Prose And Poetry During The Golden Age, The Siglo De Oro
The Spanish Golden Age (the Siglo de Oro in Spanish) has given us many great works in prose, poetry and drama. It is fortunate that many of these works have been translated into English, and is now accessible to the English-speaking world.
The Siglo de Oro was the Spanish Renaissance.
It was during this period that Velazquez and El Greco were painting their masterpieces. And the literary works of this time have continued to influence modern Spanish and foreign writers.
Of course, it’s hard to pin down a complex and sweeping phase like the Renaissance into a time frame. But some critics say that the Spanish Golden Age may really have begun with some highly influential poetry, in the year 1543.
Poetry in the Golden Age
A lot of the poetry that came out of the Golden Age in the beginning was influenced by trends popular in Italy, where we might say the Renaissance began. We cannot talk of the Spanish Renaissance without talking of Garcilaso de la Vega, soldier and poet. In Gabriel Garcia Marquez’s Love in the Time of Cholera, Father Cayetano Delaura is a great admirer of the poet, and has a tragic love story like a lot of the poetry of de la Vega.
It’s interesting that it was a soldier particularly well-known during his lifetime for his poetry, who may have triggered the Renaissance in Spanish literature. A lot of the themes of prose and poetry around this time had to do with patriotism. Some of it was religious, but de la Vega’s work was not. Humanism had crept in from Italy; realism wasn’t far behind.
Influential Golden Age Poetic Styles
Garcilaso de la Vega’s verse brought in verse forms, themes and poetic techniques that were popular in Renaissance Italy. He was the Renaissance ideal, a man capable both as a soldier and a poet.
In fact, some critics date the beginning of the Golden Age from 1543, the year in which the poetry of de la Vega was published posthumously by his friend and fellow lyric-poet Juan Boscán.
One of de la Vega’s favorite verse forms was the Petrarchan Sonetos, of which he wrote forty. The sonnets were influenced by the Italian poet Petrarch. De la Vega adapted the eleven syllable Petrarchan line into Spanish sonnets, which gave him a lot of flexibility to work with.

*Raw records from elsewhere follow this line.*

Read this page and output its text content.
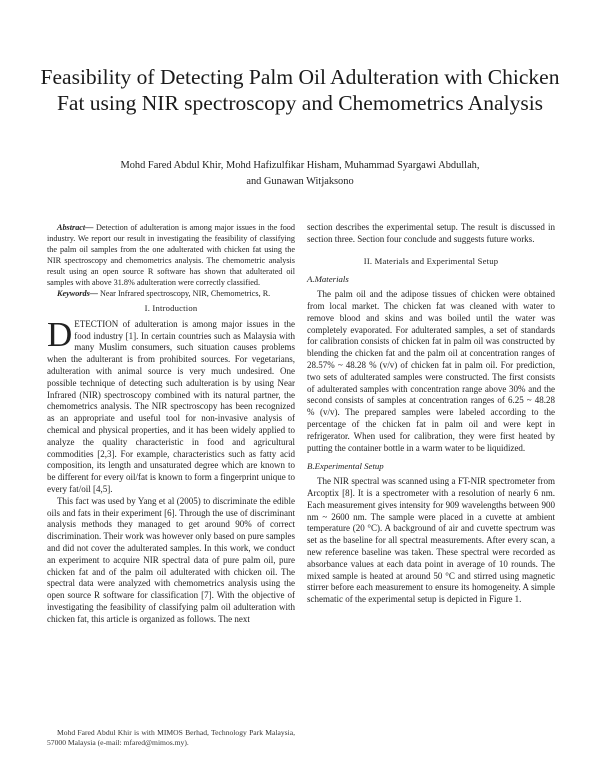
Feasibility of Detecting Palm Oil Adulteration with Chicken Fat using NIR spectroscopy and Chemometrics Analysis
Mohd Fared Abdul Khir, Mohd Hafizulfikar Hisham, Muhammad Syargawi Abdullah,
and Gunawan Witjaksono

Abstract— Detection of adulteration is among major issues in the food industry. We report our result in investigating the feasibility of classifying the palm oil samples from the one adulterated with chicken fat using the NIR spectroscopy and chemometrics analysis. The chemometric analysis result using an open source R software has shown that adulterated oil samples with above 31.8% adulteration were correctly classified.

Keywords— Near Infrared spectroscopy, NIR, Chemometrics, R.

I. Introduction

DETECTION of adulteration is among major issues in the food industry [1]. In certain countries such as Malaysia with many Muslim consumers, such situation causes problems when the adulterant is from prohibited sources. For vegetarians, adulteration with animal source is very much undesired. One possible technique of detecting such adulteration is by using Near Infrared (NIR) spectroscopy combined with its natural partner, the chemometrics analysis. The NIR spectroscopy has been recognized as an appropriate and useful tool for non-invasive analysis of chemical and physical properties, and it has been widely applied to analyze the quality characteristic in food and agricultural commodities [2,3]. For example, characteristics such as fatty acid composition, its length and unsaturated degree which are known to be different for every oil/fat is known to form a fingerprint unique to every fat/oil [4,5].

This fact was used by Yang et al (2005) to discriminate the edible oils and fats in their experiment [6]. Through the use of discriminant analysis methods they managed to get around 90% of correct discrimination. Their work was however only based on pure samples and did not cover the adulterated samples. In this work, we conduct an experiment to acquire NIR spectral data of pure palm oil, pure chicken fat and of the palm oil adulterated with chicken oil. The spectral data were analyzed with chemometrics analysis using the open source R software for classification [7]. With the objective of investigating the feasibility of classifying palm oil adulteration with chicken fat, this article is organized as follows. The next

section describes the experimental setup. The result is discussed in section three. Section four conclude and suggests future works.

II. Materials and Experimental Setup
A.Materials

The palm oil and the adipose tissues of chicken were obtained from local market. The chicken fat was cleaned with water to remove blood and skins and was boiled until the water was completely evaporated. For adulterated samples, a set of standards for calibration consists of chicken fat in palm oil was constructed by blending the chicken fat and the palm oil at concentration ranges of 28.57% ~ 48.28 % (v/v) of chicken fat in palm oil. For prediction, two sets of adulterated samples were constructed. The first consists of adulterated samples with concentration range above 30% and the second consists of samples at concentration ranges of 6.25 ~ 48.28 % (v/v). The prepared samples were labeled according to the percentage of the chicken fat in palm oil and were kept in refrigerator. When used for calibration, they were first heated by putting the container bottle in a warm water to be liquidized.

B.Experimental Setup

The NIR spectral was scanned using a FT-NIR spectrometer from Arcoptix [8]. It is a spectrometer with a resolution of nearly 6 nm. Each measurement gives intensity for 909 wavelengths between 900 nm ~ 2600 nm. The sample were placed in a cuvette at ambient temperature (20 °C). A background of air and cuvette spectrum was set as the baseline for all spectral measurements. After every scan, a new reference baseline was taken. These spectral were recorded as absorbance values at each data point in average of 10 rounds. The mixed sample is heated at around 50 °C and stirred using magnetic stirrer before each measurement to ensure its homogeneity. A simple schematic of the experimental setup is depicted in Figure 1.

Mohd Fared Abdul Khir is with MIMOS Berhad, Technology Park Malaysia, 57000 Malaysia (e-mail: mfared@mimos.my).
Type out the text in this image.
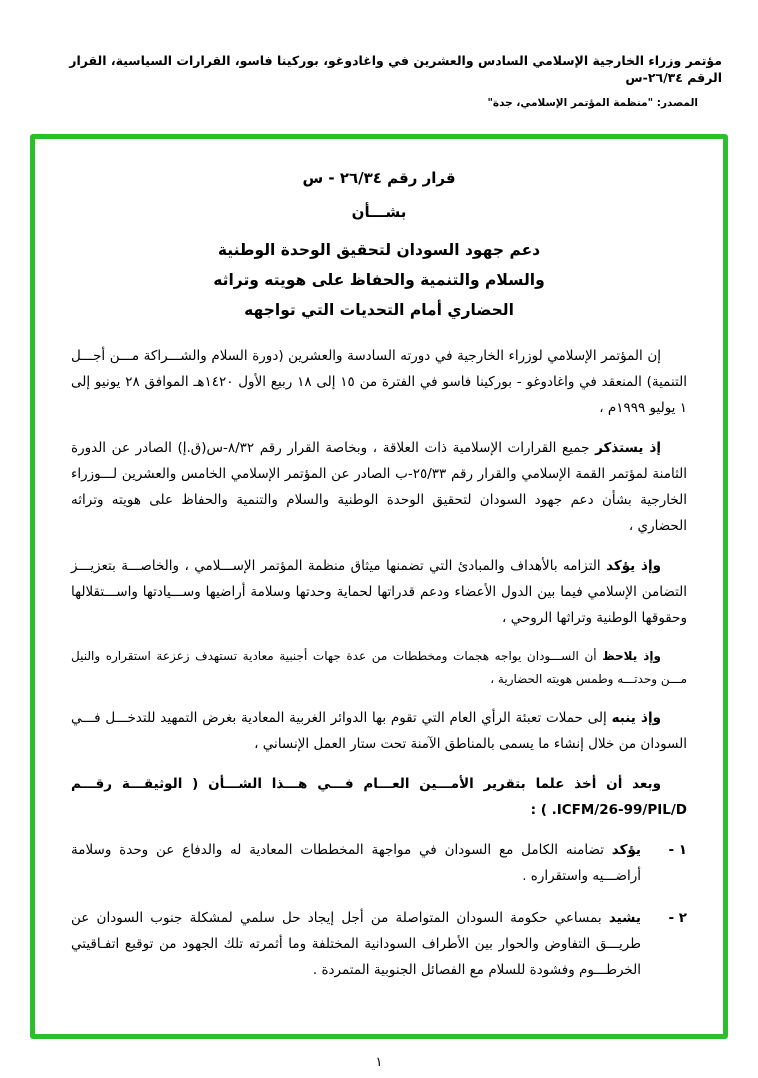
مؤتمر وزراء الخارجية الإسلامي السادس والعشرين في واغادوغو، بوركينا فاسو، القرارات السياسية، القرار الرقم ٢٦/٣٤-س
المصدر: "منظمة المؤتمر الإسلامي، جدة"
قرار رقم ٢٦/٣٤ - س
بشـــأن
دعم جهود السودان لتحقيق الوحدة الوطنية
والسلام والتنمية والحفاظ على هويته وتراثه
الحضاري أمام التحديات التي تواجهه

إن المؤتمر الإسلامي لوزراء الخارجية في دورته السادسة والعشرين (دورة السلام والشـــراكة مـــن أجـــل التنمية) المنعقد في واغادوغو - بوركينا فاسو في الفترة من ١٥ إلى ١٨ ربيع الأول ١٤٢٠هـ الموافق ٢٨ يونيو إلى ١ يوليو ١٩٩٩م ،

إذ يستذكر جميع القرارات الإسلامية ذات العلاقة ، وبخاصة القرار رقم ٨/٣٢-س(ق.إ) الصادر عن الدورة الثامنة لمؤتمر القمة الإسلامي والقرار رقم ٢٥/٣٣-ب الصادر عن المؤتمر الإسلامي الخامس والعشرين لـــوزراء الخارجية بشأن دعم جهود السودان لتحقيق الوحدة الوطنية والسلام والتنمية والحفاظ على هويته وتراثه الحضاري ،

وإذ يؤكد التزامه بالأهداف والمبادئ التي تضمنها ميثاق منظمة المؤتمر الإســـلامي ، والخاصـــة بتعزيـــز التضامن الإسلامي فيما بين الدول الأعضاء ودعم قدراتها لحماية وحدتها وسلامة أراضيها وســـيادتها واســـتقلالها وحقوقها الوطنية وتراثها الروحي ،

وإذ يلاحظ أن الســـودان يواجه هجمات ومخططات من عدة جهات أجنبية معادية تستهدف زعزعة استقراره والنيل مـــن وحدتـــه وطمس هويته الحضارية ،

وإذ ينبه إلى حملات تعبئة الرأي العام التي تقوم بها الدوائر الغربية المعادية بغرض التمهيد للتدخـــل فـــي السودان من خلال إنشاء ما يسمى بالمناطق الآمنة تحت ستار العمل الإنساني ،

وبعد أن أخذ علما بتقرير الأمـــين العـــام فـــي هـــذا الشـــأن ( الوثيقـــة رقـــم ICFM/26-99/PIL/D. ) :

١ -
يؤكد تضامنه الكامل مع السودان في مواجهة المخططات المعادية له والدفاع عن وحدة وسلامة أراضـــيه واستقراره .
٢ -
يشيد بمساعي حكومة السودان المتواصلة من أجل إيجاد حل سلمي لمشكلة جنوب السودان عن طريـــق التفاوض والحوار بين الأطراف السودانية المختلفة وما أثمرته تلك الجهود من توقيع اتفـاقيتي الخرطـــوم وفشودة للسلام مع الفصائل الجنوبية المتمردة .
١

He also wrote Canciones (songs), Coplas (couplets), Églogas (eclogues) and Elegías (elegies). His poetry is full of classical illusions, as in:
A Dafne ya los brazos le crecían
(Daphne’s arms were growing)
[Source: Sonnet XIII]
He also uses a lot of alliteration, musicality and a marked absence of religious themes. While he was not the only poet to introduce Italian trends to Spain, he was certainly the most popular, not least because he lived a glamorous life and died young in battle.
Spanish Baroque Poetry
Later, Spanish poetry took on the elaborate wordplay and conceits of the Baroque movements. The trends of this period included satires, making allusions to classical mythology and some religious poetry. There were two major groups of poets that followed different ways of interpreting poetry.
The Conceptismo tendency was directly influenced by Garciloso’s introduction of Petrarchan trends. Poets like Quevedo brought in “concepts”, associating unrelated elements and surprising the reader. New trends included words of the marginalized or the Germanías, compound sentences etc.
The Culturanismo poets like Luis de Gόngora y Argote also wanted to surprise readers. But they did it in an obscure way, by changing word orders (hyperbaton), using neologisms and mythological themes. In was only much later that the works of such poets, like Argote, were recognized for their cold beauty.
About the same time, there was the pioneering development of the Spanish national theater and the picaresque novel in literature.
Prose in the Spanish Golden Age
Spain during the sixteenth and seventeenth century was going through a time of prosperity and change. The Spanish Wars had opened up Peru, Mexico and their treasures. There were also the hidalgo, Spanish nobility who had lost nearly all of their wealth, who didn’t pay taxes and lived lives of idleness.
Satirizing such poor noblemen, Miguel de Cervantes created his famous character Don Quixote. Published in two volumes in 1605 and 1615,
The History of the Valorous and Wittie Knight-Errant Don-Quixote of the Mancha (El ingenioso hidalgo don Quixote de la Mancha) became one of the most important satirical works to come out of Spain.
While Don Quixote eclipses all other creations of this time in enduring popularity, we can’t really ignore Spanish theater of the Golden Age. Plays like Calderón’s Life Is a Dream, Lope de Vega’s Fuente Ovejuna and Molina’s The Trickster of Seville influenced many playwrights in seventeenth century England and France. The Golden Age can be said to have ended with the death of Calderon in 1681, who Shelley, Schiller and Schopenhauer considered the last great dramatist of classic theater.